Arctic caribou migration
This grand migration is embarked upon by the caribou to find food and lay on fat for the rutting period and the winter. Despite the huge numbers, you really have to be in the right place at the right time to witness them, and we can do just that.
Where and when
Late August and September the caribou are in the Barrens around Hudson Bay and can be seen during excursions from the Arctic Haven Wilderness Lodge. You can also see them in the spring months in the same place, best time being early May as they head to their calving grounds further north. The Ennadai Lake and surrounding Barrens provide a natural corridor for the migrating herds each year.
The spring migration starts in early March and lasts until May as the caribou separate themselves into groups and migrate separately. The pregnant females and some yearlings, as well as the barren cows will start to migrate first, with the bulls following in their footsteps. Then there is the calving and similarly to the wildebeest in Tanzania on their migration, there is a high level of synchrony with the births. This is more than likely to be so that the calves are over-abundant, too high in numbers for the predators to kill, ensuring that enough survive to develop.

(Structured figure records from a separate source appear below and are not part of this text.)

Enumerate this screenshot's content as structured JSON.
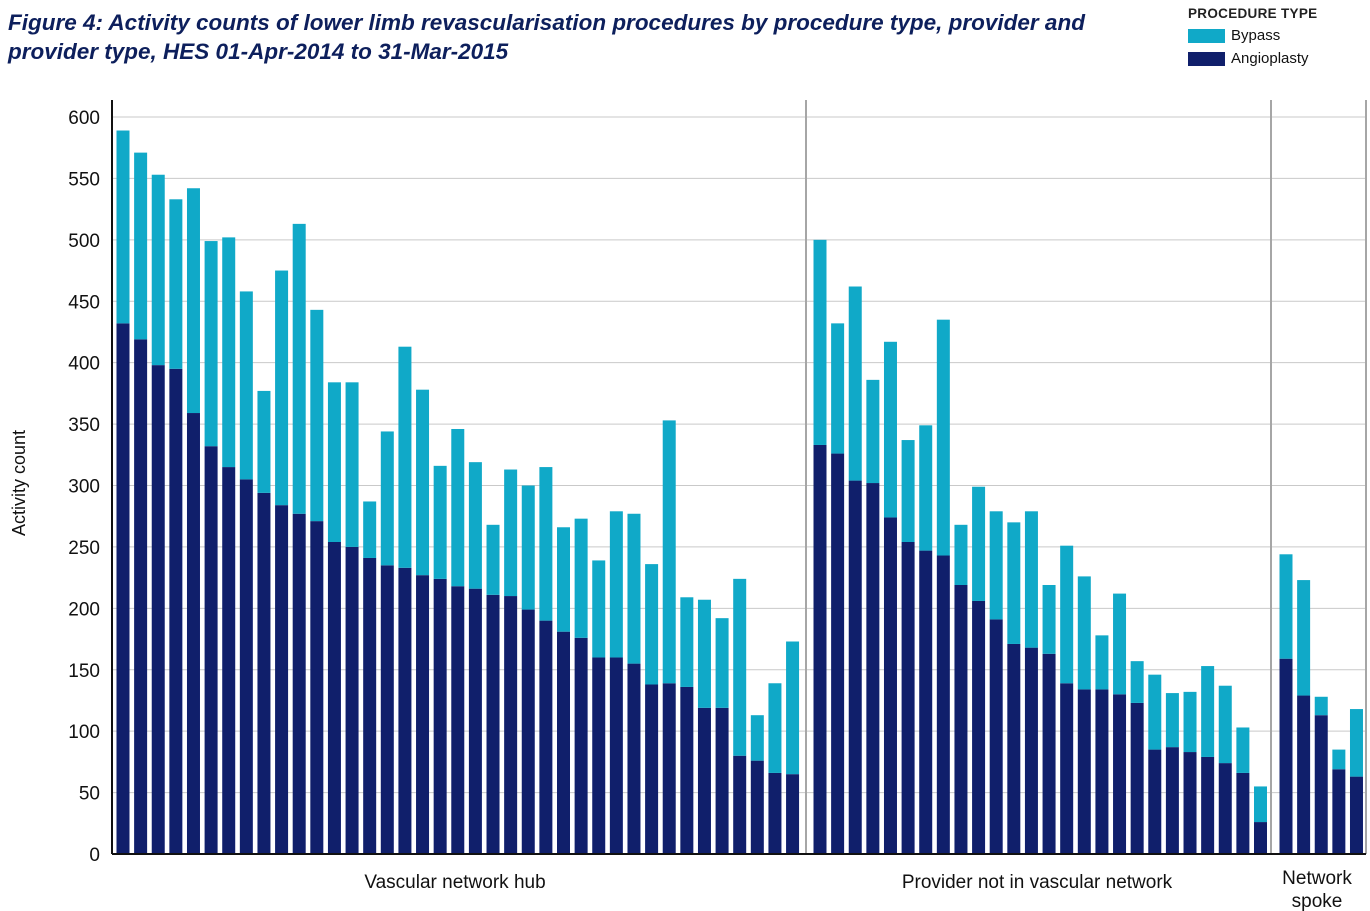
{
  "title": "Figure 4: Activity counts of lower limb revascularisation procedures by procedure type, provider and provider type, HES 01-Apr-2014 to 31-Mar-2015",
  "colors": {
    "bypass": "#10a9c8",
    "angioplasty": "#101f6b"
  },
  "legend": {
    "title": "PROCEDURE TYPE",
    "items": [
      "Bypass",
      "Angioplasty"
    ]
  },
  "chart_data": {
    "type": "bar",
    "stacked": true,
    "ylabel": "Activity count",
    "ylim": [
      0,
      610
    ],
    "yticks": [
      0,
      50,
      100,
      150,
      200,
      250,
      300,
      350,
      400,
      450,
      500,
      550,
      600
    ],
    "grid": "horizontal",
    "legend_position": "top-right",
    "groups": [
      {
        "label": "Vascular network hub",
        "angioplasty": [
          432,
          419,
          398,
          395,
          359,
          332,
          315,
          305,
          294,
          284,
          277,
          271,
          254,
          250,
          241,
          235,
          233,
          227,
          224,
          218,
          216,
          211,
          210,
          199,
          190,
          181,
          176,
          160,
          160,
          155,
          138,
          139,
          136,
          119,
          119,
          80,
          76,
          66,
          65
        ],
        "bypass": [
          157,
          152,
          155,
          138,
          183,
          167,
          187,
          153,
          83,
          191,
          236,
          172,
          130,
          134,
          46,
          109,
          180,
          151,
          92,
          128,
          103,
          57,
          103,
          101,
          125,
          85,
          97,
          79,
          119,
          122,
          98,
          214,
          73,
          88,
          73,
          144,
          37,
          73,
          108
        ]
      },
      {
        "label": "Provider not in vascular network",
        "angioplasty": [
          333,
          326,
          304,
          302,
          274,
          254,
          247,
          243,
          219,
          206,
          191,
          171,
          168,
          163,
          139,
          134,
          134,
          130,
          123,
          85,
          87,
          83,
          79,
          74,
          66,
          26
        ],
        "bypass": [
          167,
          106,
          158,
          84,
          143,
          83,
          102,
          192,
          49,
          93,
          88,
          99,
          111,
          56,
          112,
          92,
          44,
          82,
          34,
          61,
          44,
          49,
          74,
          63,
          37,
          29
        ]
      },
      {
        "label": "Network spoke",
        "angioplasty": [
          159,
          129,
          113,
          69,
          63
        ],
        "bypass": [
          85,
          94,
          15,
          16,
          55
        ]
      }
    ]
  }
}
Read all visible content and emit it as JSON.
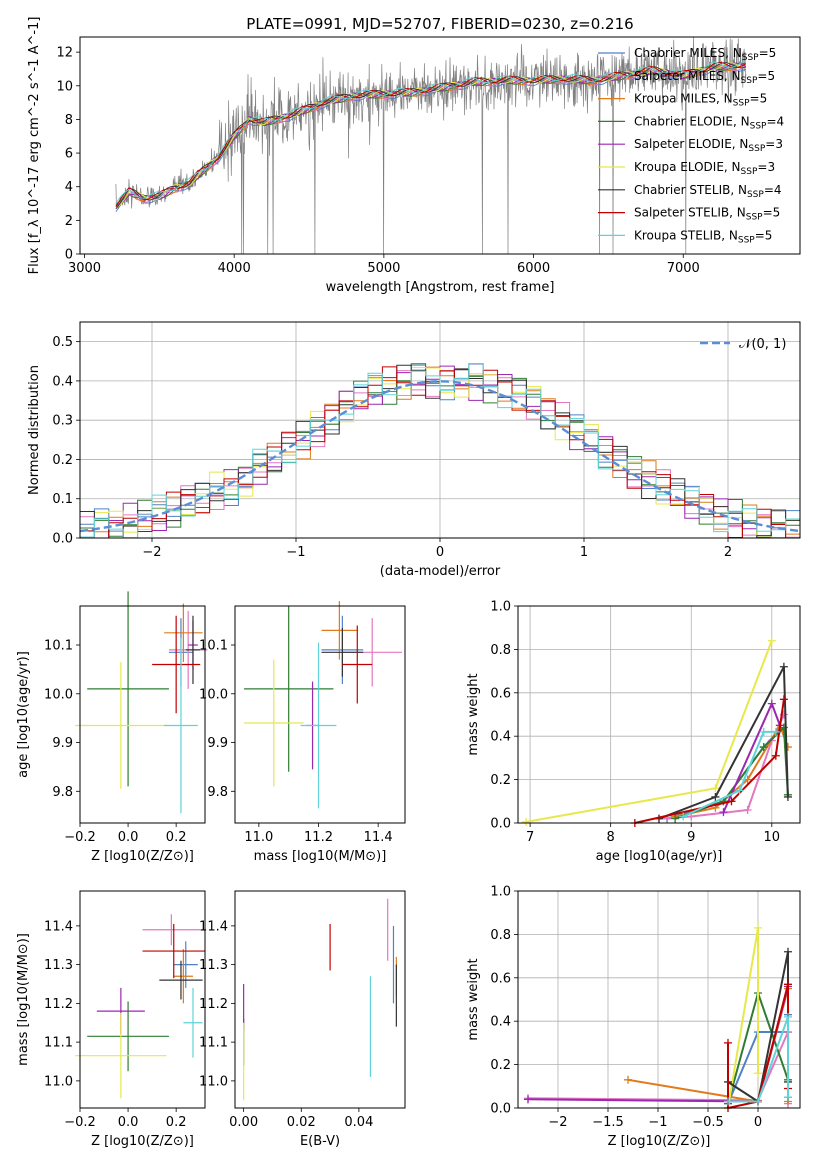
{
  "chart_data": [
    {
      "id": "spectrum",
      "type": "line",
      "title": "PLATE=0991, MJD=52707, FIBERID=0230, z=0.216",
      "xlabel": "wavelength [Angstrom, rest frame]",
      "ylabel": "Flux [f_λ 10^-17 erg cm^-2 s^-1 A^-1]",
      "xlim": [
        2970,
        7780
      ],
      "ylim": [
        0,
        12.9
      ],
      "xticks": [
        3000,
        4000,
        5000,
        6000,
        7000
      ],
      "yticks": [
        0,
        2,
        4,
        6,
        8,
        10,
        12
      ],
      "grid": false,
      "legend_position": "top-right",
      "data_color": "#808080",
      "data_x_range": [
        3210,
        7420
      ],
      "continuum": {
        "x": [
          3210,
          3300,
          3400,
          3500,
          3600,
          3700,
          3800,
          3900,
          4000,
          4100,
          4200,
          4400,
          4600,
          4800,
          5000,
          5200,
          5400,
          5600,
          5800,
          6000,
          6200,
          6400,
          6600,
          6800,
          7000,
          7200,
          7420
        ],
        "y": [
          2.8,
          3.7,
          3.3,
          3.4,
          3.9,
          4.2,
          5.0,
          5.8,
          7.0,
          8.0,
          7.8,
          8.3,
          9.0,
          9.4,
          9.5,
          9.6,
          9.9,
          10.2,
          10.3,
          10.3,
          10.4,
          10.3,
          10.6,
          10.9,
          10.6,
          11.1,
          11.2
        ]
      },
      "series": [
        {
          "name": "Chabrier MILES, N_SSP=5",
          "color": "#4f81c8"
        },
        {
          "name": "Salpeter MILES, N_SSP=5",
          "color": "#e377c2"
        },
        {
          "name": "Kroupa MILES, N_SSP=5",
          "color": "#e07a1a"
        },
        {
          "name": "Chabrier ELODIE, N_SSP=4",
          "color": "#2e7d32"
        },
        {
          "name": "Salpeter ELODIE, N_SSP=3",
          "color": "#9c27b0"
        },
        {
          "name": "Kroupa ELODIE, N_SSP=3",
          "color": "#e8e84a"
        },
        {
          "name": "Chabrier STELIB, N_SSP=4",
          "color": "#333333"
        },
        {
          "name": "Salpeter STELIB, N_SSP=5",
          "color": "#c00000"
        },
        {
          "name": "Kroupa STELIB, N_SSP=5",
          "color": "#5fd3d8"
        }
      ]
    },
    {
      "id": "residuals",
      "type": "histogram",
      "xlabel": "(data-model)/error",
      "ylabel": "Normed distribution",
      "xlim": [
        -2.5,
        2.5
      ],
      "ylim": [
        0,
        0.55
      ],
      "xticks": [
        -2,
        -1,
        0,
        1,
        2
      ],
      "yticks": [
        0.0,
        0.1,
        0.2,
        0.3,
        0.4,
        0.5
      ],
      "grid": true,
      "legend": "N(0,1)",
      "gaussian_color": "#5b8dd6",
      "bin_width": 0.1,
      "bin_centers": [
        -2.45,
        -2.35,
        -2.25,
        -2.15,
        -2.05,
        -1.95,
        -1.85,
        -1.75,
        -1.65,
        -1.55,
        -1.45,
        -1.35,
        -1.25,
        -1.15,
        -1.05,
        -0.95,
        -0.85,
        -0.75,
        -0.65,
        -0.55,
        -0.45,
        -0.35,
        -0.25,
        -0.15,
        -0.05,
        0.05,
        0.15,
        0.25,
        0.35,
        0.45,
        0.55,
        0.65,
        0.75,
        0.85,
        0.95,
        1.05,
        1.15,
        1.25,
        1.35,
        1.45,
        1.55,
        1.65,
        1.75,
        1.85,
        1.95,
        2.05,
        2.15,
        2.25,
        2.35,
        2.45
      ],
      "base_values": [
        0.02,
        0.03,
        0.03,
        0.04,
        0.05,
        0.06,
        0.07,
        0.09,
        0.1,
        0.12,
        0.13,
        0.15,
        0.18,
        0.2,
        0.23,
        0.25,
        0.28,
        0.31,
        0.34,
        0.36,
        0.38,
        0.39,
        0.4,
        0.41,
        0.4,
        0.4,
        0.4,
        0.4,
        0.39,
        0.38,
        0.37,
        0.35,
        0.32,
        0.3,
        0.27,
        0.25,
        0.22,
        0.2,
        0.17,
        0.15,
        0.13,
        0.11,
        0.09,
        0.08,
        0.06,
        0.05,
        0.04,
        0.03,
        0.03,
        0.02
      ]
    },
    {
      "id": "age-vs-Z",
      "type": "errorbar",
      "xlabel": "Z [log10(Z/Z⊙)]",
      "ylabel": "age [log10(age/yr)]",
      "xlim": [
        -0.2,
        0.32
      ],
      "ylim": [
        9.735,
        10.18
      ],
      "xticks": [
        -0.2,
        0.0,
        0.2
      ],
      "yticks": [
        9.8,
        9.9,
        10.0,
        10.1
      ],
      "points": [
        {
          "x": 0.22,
          "y": 10.085,
          "xerr": 0.05,
          "yerr": 0.07,
          "color": "#4f81c8"
        },
        {
          "x": 0.25,
          "y": 10.09,
          "xerr": 0.08,
          "yerr": 0.08,
          "color": "#e377c2"
        },
        {
          "x": 0.23,
          "y": 10.125,
          "xerr": 0.08,
          "yerr": 0.06,
          "color": "#e07a1a"
        },
        {
          "x": 0.0,
          "y": 10.01,
          "xerr": 0.17,
          "yerr": 0.2,
          "color": "#2e7d32"
        },
        {
          "x": 0.27,
          "y": 10.1,
          "xerr": 0.02,
          "yerr": 0.05,
          "color": "#9c27b0"
        },
        {
          "x": -0.03,
          "y": 9.935,
          "xerr": 0.19,
          "yerr": 0.13,
          "color": "#e8e84a"
        },
        {
          "x": 0.27,
          "y": 10.09,
          "xerr": 0.03,
          "yerr": 0.07,
          "color": "#333333"
        },
        {
          "x": 0.2,
          "y": 10.06,
          "xerr": 0.1,
          "yerr": 0.1,
          "color": "#c00000"
        },
        {
          "x": 0.22,
          "y": 9.935,
          "xerr": 0.07,
          "yerr": 0.18,
          "color": "#5fd3d8"
        }
      ]
    },
    {
      "id": "age-vs-mass",
      "type": "errorbar",
      "xlabel": "mass [log10(M/M⊙)]",
      "ylabel": "",
      "xlim": [
        10.92,
        11.49
      ],
      "ylim": [
        9.735,
        10.18
      ],
      "xticks": [
        11.0,
        11.2,
        11.4
      ],
      "yticks": [
        9.8,
        9.9,
        10.0,
        10.1
      ],
      "points": [
        {
          "x": 11.28,
          "y": 10.09,
          "xerr": 0.07,
          "yerr": 0.07,
          "color": "#4f81c8"
        },
        {
          "x": 11.38,
          "y": 10.085,
          "xerr": 0.1,
          "yerr": 0.07,
          "color": "#e377c2"
        },
        {
          "x": 11.27,
          "y": 10.13,
          "xerr": 0.06,
          "yerr": 0.06,
          "color": "#e07a1a"
        },
        {
          "x": 11.1,
          "y": 10.01,
          "xerr": 0.15,
          "yerr": 0.17,
          "color": "#2e7d32"
        },
        {
          "x": 11.18,
          "y": 9.935,
          "xerr": 0.02,
          "yerr": 0.09,
          "color": "#9c27b0"
        },
        {
          "x": 11.05,
          "y": 9.94,
          "xerr": 0.1,
          "yerr": 0.13,
          "color": "#e8e84a"
        },
        {
          "x": 11.28,
          "y": 10.085,
          "xerr": 0.07,
          "yerr": 0.05,
          "color": "#333333"
        },
        {
          "x": 11.33,
          "y": 10.06,
          "xerr": 0.05,
          "yerr": 0.08,
          "color": "#c00000"
        },
        {
          "x": 11.2,
          "y": 9.935,
          "xerr": 0.06,
          "yerr": 0.17,
          "color": "#5fd3d8"
        }
      ]
    },
    {
      "id": "massweight-vs-age",
      "type": "line",
      "xlabel": "age [log10(age/yr)]",
      "ylabel": "mass weight",
      "xlim": [
        6.85,
        10.35
      ],
      "ylim": [
        0,
        1
      ],
      "xticks": [
        7,
        8,
        9,
        10
      ],
      "yticks": [
        0.0,
        0.2,
        0.4,
        0.6,
        0.8,
        1.0
      ],
      "grid": true,
      "series": [
        {
          "color": "#4f81c8",
          "x": [
            8.7,
            9.4,
            9.9,
            10.1
          ],
          "y": [
            0.02,
            0.1,
            0.35,
            0.43
          ]
        },
        {
          "color": "#e377c2",
          "x": [
            8.6,
            9.0,
            9.7,
            10.0,
            10.15
          ],
          "y": [
            0.02,
            0.03,
            0.06,
            0.38,
            0.5
          ]
        },
        {
          "color": "#e07a1a",
          "x": [
            8.8,
            9.3,
            9.7,
            10.1,
            10.2
          ],
          "y": [
            0.03,
            0.07,
            0.2,
            0.45,
            0.35
          ]
        },
        {
          "color": "#2e7d32",
          "x": [
            8.8,
            9.4,
            9.9,
            10.15,
            10.2
          ],
          "y": [
            0.02,
            0.1,
            0.35,
            0.44,
            0.13
          ]
        },
        {
          "color": "#9c27b0",
          "x": [
            9.4,
            10.0,
            10.1
          ],
          "y": [
            0.05,
            0.55,
            0.45
          ]
        },
        {
          "color": "#e8e84a",
          "x": [
            6.95,
            9.3,
            10.0
          ],
          "y": [
            0.005,
            0.16,
            0.84
          ]
        },
        {
          "color": "#333333",
          "x": [
            8.6,
            9.3,
            10.15,
            10.2
          ],
          "y": [
            0.02,
            0.12,
            0.72,
            0.12
          ]
        },
        {
          "color": "#c00000",
          "x": [
            8.3,
            9.5,
            10.05,
            10.15
          ],
          "y": [
            0.0,
            0.1,
            0.31,
            0.57
          ]
        },
        {
          "color": "#5fd3d8",
          "x": [
            8.9,
            9.6,
            9.9,
            10.05
          ],
          "y": [
            0.03,
            0.15,
            0.42,
            0.42
          ]
        }
      ]
    },
    {
      "id": "mass-vs-Z",
      "type": "errorbar",
      "xlabel": "Z [log10(Z/Z⊙)]",
      "ylabel": "mass [log10(M/M⊙)]",
      "xlim": [
        -0.2,
        0.32
      ],
      "ylim": [
        10.93,
        11.49
      ],
      "xticks": [
        -0.2,
        0.0,
        0.2
      ],
      "yticks": [
        11.0,
        11.1,
        11.2,
        11.3,
        11.4
      ],
      "points": [
        {
          "x": 0.24,
          "y": 11.3,
          "xerr": 0.05,
          "yerr": 0.06,
          "color": "#4f81c8"
        },
        {
          "x": 0.18,
          "y": 11.39,
          "xerr": 0.12,
          "yerr": 0.04,
          "color": "#e377c2"
        },
        {
          "x": 0.23,
          "y": 11.27,
          "xerr": 0.04,
          "yerr": 0.07,
          "color": "#e07a1a"
        },
        {
          "x": 0.0,
          "y": 11.115,
          "xerr": 0.17,
          "yerr": 0.09,
          "color": "#2e7d32"
        },
        {
          "x": -0.03,
          "y": 11.18,
          "xerr": 0.1,
          "yerr": 0.06,
          "color": "#9c27b0"
        },
        {
          "x": -0.03,
          "y": 11.065,
          "xerr": 0.19,
          "yerr": 0.11,
          "color": "#e8e84a"
        },
        {
          "x": 0.22,
          "y": 11.26,
          "xerr": 0.09,
          "yerr": 0.05,
          "color": "#333333"
        },
        {
          "x": 0.19,
          "y": 11.335,
          "xerr": 0.13,
          "yerr": 0.07,
          "color": "#c00000"
        },
        {
          "x": 0.27,
          "y": 11.15,
          "xerr": 0.04,
          "yerr": 0.09,
          "color": "#5fd3d8"
        }
      ]
    },
    {
      "id": "mass-vs-EBV",
      "type": "errorbar",
      "xlabel": "E(B-V)",
      "ylabel": "",
      "xlim": [
        -0.003,
        0.056
      ],
      "ylim": [
        10.93,
        11.49
      ],
      "xticks": [
        0.0,
        0.02,
        0.04
      ],
      "yticks": [
        11.0,
        11.1,
        11.2,
        11.3,
        11.4
      ],
      "points": [
        {
          "x": 0.052,
          "y": 11.3,
          "yerr": 0.1,
          "color": "#4f81c8"
        },
        {
          "x": 0.05,
          "y": 11.39,
          "yerr": 0.08,
          "color": "#e377c2"
        },
        {
          "x": 0.053,
          "y": 11.27,
          "yerr": 0.05,
          "color": "#e07a1a"
        },
        {
          "x": 0.0,
          "y": 11.1,
          "yerr": 0.06,
          "color": "#2e7d32"
        },
        {
          "x": 0.0,
          "y": 11.19,
          "yerr": 0.06,
          "color": "#9c27b0"
        },
        {
          "x": 0.0,
          "y": 11.05,
          "yerr": 0.1,
          "color": "#e8e84a"
        },
        {
          "x": 0.053,
          "y": 11.22,
          "yerr": 0.08,
          "color": "#333333"
        },
        {
          "x": 0.03,
          "y": 11.345,
          "yerr": 0.06,
          "color": "#c00000"
        },
        {
          "x": 0.044,
          "y": 11.14,
          "yerr": 0.13,
          "color": "#5fd3d8"
        }
      ]
    },
    {
      "id": "massweight-vs-Z",
      "type": "line",
      "xlabel": "Z [log10(Z/Z⊙)]",
      "ylabel": "mass weight",
      "xlim": [
        -2.4,
        0.42
      ],
      "ylim": [
        0,
        1
      ],
      "xticks": [
        -2.0,
        -1.5,
        -1.0,
        -0.5,
        0.0
      ],
      "yticks": [
        0.0,
        0.2,
        0.4,
        0.6,
        0.8,
        1.0
      ],
      "grid": true,
      "series": [
        {
          "color": "#4f81c8",
          "x": [
            -0.3,
            0.0,
            0.3,
            0.3
          ],
          "y": [
            0.02,
            0.35,
            0.35,
            0.43
          ]
        },
        {
          "color": "#e377c2",
          "x": [
            -2.3,
            0.0,
            0.3,
            0.3
          ],
          "y": [
            0.045,
            0.035,
            0.35,
            0.02
          ]
        },
        {
          "color": "#e07a1a",
          "x": [
            -1.3,
            0.0,
            0.3,
            0.3
          ],
          "y": [
            0.13,
            0.03,
            0.55,
            0.03
          ]
        },
        {
          "color": "#2e7d32",
          "x": [
            -0.3,
            0.0,
            0.3,
            0.3
          ],
          "y": [
            0.02,
            0.53,
            0.13,
            0.05
          ]
        },
        {
          "color": "#9c27b0",
          "x": [
            -2.3,
            0.0,
            0.3
          ],
          "y": [
            0.04,
            0.03,
            0.56
          ]
        },
        {
          "color": "#e8e84a",
          "x": [
            -0.3,
            0.0,
            0.0
          ],
          "y": [
            0.0,
            0.83,
            0.16
          ]
        },
        {
          "color": "#333333",
          "x": [
            -0.3,
            0.0,
            0.3,
            0.3
          ],
          "y": [
            0.12,
            0.03,
            0.72,
            0.12
          ]
        },
        {
          "color": "#c00000",
          "x": [
            -0.3,
            -0.3,
            0.0,
            0.3,
            0.3
          ],
          "y": [
            0.3,
            0.0,
            0.03,
            0.57,
            0.09
          ]
        },
        {
          "color": "#5fd3d8",
          "x": [
            -0.3,
            0.0,
            0.3,
            0.3
          ],
          "y": [
            0.03,
            0.03,
            0.42,
            0.05
          ]
        }
      ]
    }
  ],
  "legend_residuals": "𝒩(0, 1)"
}
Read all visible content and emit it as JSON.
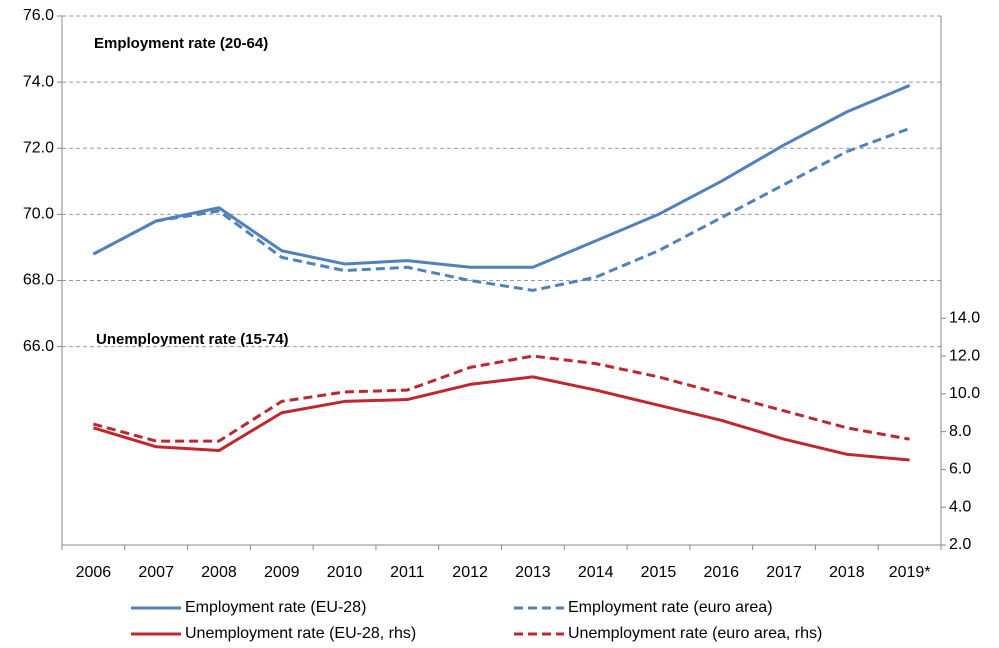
{
  "chart_data": {
    "type": "line",
    "annotations": [
      "Employment rate (20-64)",
      "Unemployment rate (15-74)"
    ],
    "categories": [
      "2006",
      "2007",
      "2008",
      "2009",
      "2010",
      "2011",
      "2012",
      "2013",
      "2014",
      "2015",
      "2016",
      "2017",
      "2018",
      "2019*"
    ],
    "series": [
      {
        "name": "Employment rate (EU-28)",
        "color": "#4f81bd",
        "dash": false,
        "values": [
          68.8,
          69.8,
          70.2,
          68.9,
          68.5,
          68.6,
          68.4,
          68.4,
          69.2,
          70.0,
          71.0,
          72.1,
          73.1,
          73.9
        ]
      },
      {
        "name": "Employment rate (euro area)",
        "color": "#4f81bd",
        "dash": true,
        "values": [
          68.8,
          69.8,
          70.1,
          68.7,
          68.3,
          68.4,
          68.0,
          67.7,
          68.1,
          68.9,
          69.9,
          70.9,
          71.9,
          72.6
        ]
      },
      {
        "name": "Unemployment rate (EU-28, rhs)",
        "color": "#c0272d",
        "dash": false,
        "axis": "y2",
        "values": [
          8.2,
          7.2,
          7.0,
          9.0,
          9.6,
          9.7,
          10.5,
          10.9,
          10.2,
          9.4,
          8.6,
          7.6,
          6.8,
          6.5
        ]
      },
      {
        "name": "Unemployment rate (euro area, rhs)",
        "color": "#c0272d",
        "dash": true,
        "axis": "y2",
        "values": [
          8.4,
          7.5,
          7.5,
          9.6,
          10.1,
          10.2,
          11.4,
          12.0,
          11.6,
          10.9,
          10.0,
          9.1,
          8.2,
          7.6
        ]
      }
    ],
    "ylim": [
      60,
      76
    ],
    "yticks": [
      {
        "value": 66,
        "label": "66.0"
      },
      {
        "value": 68,
        "label": "68.0"
      },
      {
        "value": 70,
        "label": "70.0"
      },
      {
        "value": 72,
        "label": "72.0"
      },
      {
        "value": 74,
        "label": "74.0"
      },
      {
        "value": 76,
        "label": "76.0"
      }
    ],
    "y2lim": [
      2,
      30
    ],
    "y2ticks": [
      {
        "value": 2,
        "label": "2.0"
      },
      {
        "value": 4,
        "label": "4.0"
      },
      {
        "value": 6,
        "label": "6.0"
      },
      {
        "value": 8,
        "label": "8.0"
      },
      {
        "value": 10,
        "label": "10.0"
      },
      {
        "value": 12,
        "label": "12.0"
      },
      {
        "value": 14,
        "label": "14.0"
      }
    ],
    "grid": true
  }
}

By late June and July, the mosquitos start to emerge and the caribou look for windier grounds in huge post-calving aggregations. But as the mosquito attacks subside, they are hounded by two even worse insects, the warble fly, which buries under the skin of the caribou, and the nose-bot fly, which bears live larvae in the caribou’s nostrils. Rather than escaping these strong-fliers, the caribou stand, heads low on the lookout and can often be seen aggressively stamping and shaking their heads to get rid of them.
The autumn migration can begin any time between late-August and October, and they move slowly southwards, feeding and laying on fat in preparation for the winter months. The bulls are shredding the velvet from their antlers at this time and can be seen rubbing them on trees, or fighting with each other. Then they continue migrating through the rut, which sees the bulls fasting for two weeks. This very brief two week mating period goes towards explaining the brief calving period as well. Then comes the spring again and they start to migrate northwards to the summering grounds.
How can I see the caribou migration?
We suggest seeing the migration in the autumn, or even the spring. Both avoid the myriad of insects and you may see the herds swimming across the lakes. Our Caribou Migration and Autumn Arctic Tundra safari runs late August to September and also includes other wildlife, from wolves and wolverines to bears as they gorge on berries to prepare for hibernation. This safari can coincide with seeing the incredible northern lights. You'll be walking, sometimes within metres of the caribou, watching them swimming from your aluminium boat, exploring wolf dens and watching out for migrating snow geese.